(By chris the cynic)
I’m not Christian. I come from a largely Christian culture, my morality can largely be described as Christian, and the closest thing I have to a spiritual leader is Fred Clark at Slacktivist. (I may not believe his religion is correct, but on contemporary matters I have a feeling he’s got a better idea of what God would want than I do.) But I’m not Christian.
Depending on your personal views on religious commentary, that fact may be quite important to you so I figured I’d get it out of the way.
Ok, so, onto the point. We talk about “fundamentalists”, in part probably because the name has been used in the past (TRADITION!) and “fundies” is a fun word. “Fundamentalists” is a known word, it’s an understood word, it’s a word that we’re not likely to change any time in the future. But it is not some magical gateway to truth, and I think that sometimes we forget that.
The word is self chosen (more than 90 years ago) by a certain Christian group, allowing the group to claim that it was the one sticking true to the fundamentals of the faith while others were leaving them behind. It has since been applied to various other groups and taken on a very different meaning. However, the word still contains the original claim. Fundamentalist. They’re the ones with the Fundamentals.
I’ve never known a religious group that didn’t think it was sticking with the fundamentals of their faith. That’s where most religious disagreements take place: what is it that really matters? What is more fundamental? When things conflict or seem to conflict, what does one fall back on? What are, basically, the fundamentals?
Recently I saw someone online using a neat bit of casuistry* that basically went like this:
You’ve just said that these fundamentalists are bad. Fundamentalists follow the fundamentals. If the fundamentals of a thing are bad then the thing is bad. Therefore since these fundamentalists are bad the entire religion is bad.

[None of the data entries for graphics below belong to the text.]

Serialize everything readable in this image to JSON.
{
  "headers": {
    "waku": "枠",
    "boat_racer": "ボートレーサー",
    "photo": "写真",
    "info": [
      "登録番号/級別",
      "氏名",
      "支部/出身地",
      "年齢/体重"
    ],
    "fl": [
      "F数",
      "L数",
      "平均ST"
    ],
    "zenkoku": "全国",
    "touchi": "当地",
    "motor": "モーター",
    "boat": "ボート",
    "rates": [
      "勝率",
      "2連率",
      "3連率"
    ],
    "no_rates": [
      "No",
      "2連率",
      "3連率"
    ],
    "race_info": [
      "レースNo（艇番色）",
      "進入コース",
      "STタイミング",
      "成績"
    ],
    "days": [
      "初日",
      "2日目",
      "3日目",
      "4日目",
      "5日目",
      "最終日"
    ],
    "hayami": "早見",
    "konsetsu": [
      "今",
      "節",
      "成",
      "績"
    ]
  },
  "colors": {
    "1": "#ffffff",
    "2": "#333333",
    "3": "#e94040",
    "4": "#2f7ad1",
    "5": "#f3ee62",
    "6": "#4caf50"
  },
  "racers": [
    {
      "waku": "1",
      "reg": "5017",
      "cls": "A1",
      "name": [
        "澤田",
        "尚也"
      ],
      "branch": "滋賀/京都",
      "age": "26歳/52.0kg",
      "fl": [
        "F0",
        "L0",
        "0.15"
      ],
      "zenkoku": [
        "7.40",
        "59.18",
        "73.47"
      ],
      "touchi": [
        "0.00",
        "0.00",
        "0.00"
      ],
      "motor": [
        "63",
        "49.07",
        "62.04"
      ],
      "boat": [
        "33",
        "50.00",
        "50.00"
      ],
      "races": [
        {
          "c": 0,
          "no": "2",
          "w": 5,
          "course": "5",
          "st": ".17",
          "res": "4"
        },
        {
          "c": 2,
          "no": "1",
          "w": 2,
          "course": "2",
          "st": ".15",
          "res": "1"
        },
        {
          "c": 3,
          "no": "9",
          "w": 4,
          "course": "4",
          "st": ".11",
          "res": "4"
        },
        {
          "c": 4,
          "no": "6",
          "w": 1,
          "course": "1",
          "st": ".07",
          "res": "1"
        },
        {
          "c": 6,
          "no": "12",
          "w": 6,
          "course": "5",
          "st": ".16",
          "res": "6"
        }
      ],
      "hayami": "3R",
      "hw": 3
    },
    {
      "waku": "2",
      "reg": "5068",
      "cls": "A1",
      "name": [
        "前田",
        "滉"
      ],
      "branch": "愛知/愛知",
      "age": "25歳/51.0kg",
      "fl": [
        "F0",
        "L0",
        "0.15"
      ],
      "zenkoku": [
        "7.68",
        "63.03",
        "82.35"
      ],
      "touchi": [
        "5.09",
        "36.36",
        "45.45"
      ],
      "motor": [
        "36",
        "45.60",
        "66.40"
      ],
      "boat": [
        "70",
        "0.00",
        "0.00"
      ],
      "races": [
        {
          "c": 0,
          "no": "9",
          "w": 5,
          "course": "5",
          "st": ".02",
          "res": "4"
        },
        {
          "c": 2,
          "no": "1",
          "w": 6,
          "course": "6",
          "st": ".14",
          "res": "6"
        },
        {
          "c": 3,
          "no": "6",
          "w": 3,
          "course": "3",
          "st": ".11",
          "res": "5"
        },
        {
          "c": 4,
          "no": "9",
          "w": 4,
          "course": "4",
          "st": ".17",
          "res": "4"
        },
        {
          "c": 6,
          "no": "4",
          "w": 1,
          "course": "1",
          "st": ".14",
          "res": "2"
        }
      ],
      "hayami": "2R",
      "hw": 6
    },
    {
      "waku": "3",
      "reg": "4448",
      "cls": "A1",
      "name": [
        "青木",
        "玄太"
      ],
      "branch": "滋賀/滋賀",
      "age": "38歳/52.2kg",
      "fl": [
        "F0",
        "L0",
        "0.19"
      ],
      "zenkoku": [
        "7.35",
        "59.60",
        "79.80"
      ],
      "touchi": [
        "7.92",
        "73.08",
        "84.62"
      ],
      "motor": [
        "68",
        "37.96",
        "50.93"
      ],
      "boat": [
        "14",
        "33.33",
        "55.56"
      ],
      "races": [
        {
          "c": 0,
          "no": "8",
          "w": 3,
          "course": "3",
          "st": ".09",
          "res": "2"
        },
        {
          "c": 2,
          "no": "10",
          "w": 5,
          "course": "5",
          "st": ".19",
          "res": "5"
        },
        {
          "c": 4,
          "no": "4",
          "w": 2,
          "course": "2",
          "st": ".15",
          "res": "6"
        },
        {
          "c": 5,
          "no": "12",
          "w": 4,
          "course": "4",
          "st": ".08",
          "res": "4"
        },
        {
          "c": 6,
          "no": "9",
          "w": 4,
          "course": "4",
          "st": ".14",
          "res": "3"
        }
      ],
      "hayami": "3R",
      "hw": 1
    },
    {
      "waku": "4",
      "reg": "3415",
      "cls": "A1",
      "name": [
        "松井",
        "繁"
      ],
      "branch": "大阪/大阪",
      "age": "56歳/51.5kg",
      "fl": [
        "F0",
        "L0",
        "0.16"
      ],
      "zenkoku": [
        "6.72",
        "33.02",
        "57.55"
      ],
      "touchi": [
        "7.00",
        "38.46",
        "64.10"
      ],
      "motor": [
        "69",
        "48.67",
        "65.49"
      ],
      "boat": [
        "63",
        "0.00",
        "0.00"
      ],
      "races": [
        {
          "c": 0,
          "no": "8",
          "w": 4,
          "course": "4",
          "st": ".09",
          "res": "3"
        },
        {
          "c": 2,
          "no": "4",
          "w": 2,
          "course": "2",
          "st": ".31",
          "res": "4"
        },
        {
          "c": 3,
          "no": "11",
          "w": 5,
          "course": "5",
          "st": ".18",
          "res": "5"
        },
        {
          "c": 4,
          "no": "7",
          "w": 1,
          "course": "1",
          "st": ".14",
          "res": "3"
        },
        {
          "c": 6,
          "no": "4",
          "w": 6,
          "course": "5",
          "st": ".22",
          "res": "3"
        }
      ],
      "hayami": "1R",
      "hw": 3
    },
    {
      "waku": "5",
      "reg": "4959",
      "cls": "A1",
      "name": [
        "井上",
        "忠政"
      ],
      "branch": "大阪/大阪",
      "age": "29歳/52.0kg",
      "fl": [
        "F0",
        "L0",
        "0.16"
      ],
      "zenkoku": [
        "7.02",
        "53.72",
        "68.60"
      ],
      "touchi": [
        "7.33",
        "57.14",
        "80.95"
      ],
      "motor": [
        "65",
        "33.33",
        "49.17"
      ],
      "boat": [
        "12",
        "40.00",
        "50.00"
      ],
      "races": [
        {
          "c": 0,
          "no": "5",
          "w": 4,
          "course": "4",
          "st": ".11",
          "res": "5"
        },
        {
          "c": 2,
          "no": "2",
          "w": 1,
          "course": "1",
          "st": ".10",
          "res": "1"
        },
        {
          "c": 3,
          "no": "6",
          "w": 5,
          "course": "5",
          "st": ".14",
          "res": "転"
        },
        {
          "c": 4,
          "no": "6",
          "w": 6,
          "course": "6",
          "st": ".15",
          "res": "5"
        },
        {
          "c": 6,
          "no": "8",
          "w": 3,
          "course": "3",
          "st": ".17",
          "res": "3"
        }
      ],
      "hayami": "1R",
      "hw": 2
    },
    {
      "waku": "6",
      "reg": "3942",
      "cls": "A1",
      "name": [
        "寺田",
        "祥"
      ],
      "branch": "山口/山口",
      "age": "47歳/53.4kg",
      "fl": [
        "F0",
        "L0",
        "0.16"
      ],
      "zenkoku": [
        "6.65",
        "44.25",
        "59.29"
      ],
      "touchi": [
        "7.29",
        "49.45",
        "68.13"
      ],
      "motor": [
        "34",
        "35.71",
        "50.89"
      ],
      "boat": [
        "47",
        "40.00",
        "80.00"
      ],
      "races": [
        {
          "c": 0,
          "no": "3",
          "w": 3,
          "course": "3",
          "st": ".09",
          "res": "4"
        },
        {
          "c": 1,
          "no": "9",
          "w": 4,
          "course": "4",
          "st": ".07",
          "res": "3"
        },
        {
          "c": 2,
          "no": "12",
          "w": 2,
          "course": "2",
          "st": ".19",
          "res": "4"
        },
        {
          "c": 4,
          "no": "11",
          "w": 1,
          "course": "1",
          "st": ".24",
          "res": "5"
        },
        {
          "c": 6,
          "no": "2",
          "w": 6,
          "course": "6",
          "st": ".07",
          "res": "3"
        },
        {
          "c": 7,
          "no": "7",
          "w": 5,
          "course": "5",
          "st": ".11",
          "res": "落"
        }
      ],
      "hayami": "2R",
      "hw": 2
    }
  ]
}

It wasn’t laid out quite like that (it called back to other places and so forth) but that was basically the argument. Fundamentalists → People Who Follow Fundamentals. People Who Follow Fundamentals are bad → Thing Itself is bad.
I don’t think many people would quibble with the idea that a thing is bad if its fundamentals are bad. But Fundamentalists → People Who Follow Fundamentals is unsound reasoning. “Fundamentalists” is just a name. It’s like assuming that everyone named Christopher has Jesus on their back (Christopher means Christ Bearer) and then concluding that Winnie the Pooh is a horrible deception because Christopher Robin isn’t bearing Jesus in it (and isn’t a Robin EITHER!)
Assuming that fundamentalists follow the fundamentals because their name indicates they do is like assuming that anyone with the name Christopher Robin is a Christ carrying bird (of what type varies depending on the type of Robin, but we can at least say a small bird) because that’s what the name Christopher Robin indicates.
Except that’s not what names indicate. Names are identifiers not definitions.
Having the name “Fundamentalist” no more gives you claim to the fundamentals than having the name “King” gives you claim to the throne.
Which brings us to the question of the post. Who determines what the fundamentals actually are? People tend to think they know. People tend to disagree.
Here’s a different question: Why are there so many non-Jewish Christians? Jesus stayed in the Jewish community. He was known to hang out with outsiders and pariahs and such, but they were all fellow Jews. How did all these gentiles get in the religion?
The Bible has an answer. It’s given in the Book of Acts. Jesus has returned to the home office, the disciples are left on earth to fend for themselves. Peter is about to get a request to preach the gospel because someone had a vision saying he should get more info on this new religion from Peter, but the person making the request for Peter to come is a gentile. Peter would say no.
Before the messenger arrives God sends a second vision, this time to Peter. A divine revelation.
And so Peter goes.
He acknowledges that it defies old law, “But God has shown me that I should not call anyone impure or unclean.” That’s New International Version. King James: “but God hath shewed me that I should not call any man common or unclean.” The version that Fred links to (New Revised Standard Version, I think): “God has shown me that I should not call anyone profane or unclean.” Pick your favorite Bible and look it up: Acts 10:28.
Christianity was never going to get this many believers if it stayed a sub-sect of Judaism. Now the vast majority of Christians are gentiles.
From an outsider’s perspective a divine revelation to one of the apostles which resulted in almost, but not quite, all modern day Christians being Christians seems pretty damn fundamental.
I also get the impression that Fred Clark finds it quite fundamental. He’s got an insider’s perspective.
But I know that not all Christians find this verse fundamental because they do call people profane and unclean.
And so who gets final say? Who do we trust to say either, “This is a fundamental part of Christianity,” or, “Screw it, those people are totally abominations and that’s what’s fundamental”?
I’ve asked the question, but in truth I don’t think there is an answer. Unless all members of a group get together and determine what the fundamentals for membership are, I don’t think we get to say, “Well the fundamentals …”
If outsiders such as myself and the person who made the comment that inspired me to write this post decide what the fundamentals are, we are appointing ourselves more definitive speakers on the subject than –in the case of Christianity– almost, but not quite, 2000 years of both scholars and others who devoted themselves to the matter (including Jesus and those who knew him.)
If outsiders decide the fundamentals of Islam then it is a shorter period, but still about 1400 years and, more importantly, it’s still being an asshole.
For insiders I think it’s up to each person to determine for themselves what the most important parts are. And this goes for much more than just religion. The question of winning or losing vs. how you play the game is one that every sport (see: Chess) has to wrestle with.
* I know it’s not the most common word but sophists get a bad rap (2400 years of smear campaign will do that to a group) and I’d prefer not to be using the pejorative “sophistry”. Especially not while I’m thinking about how one shouldn’t judge a group (especially one whose membership is determined by self identification) by its worst members.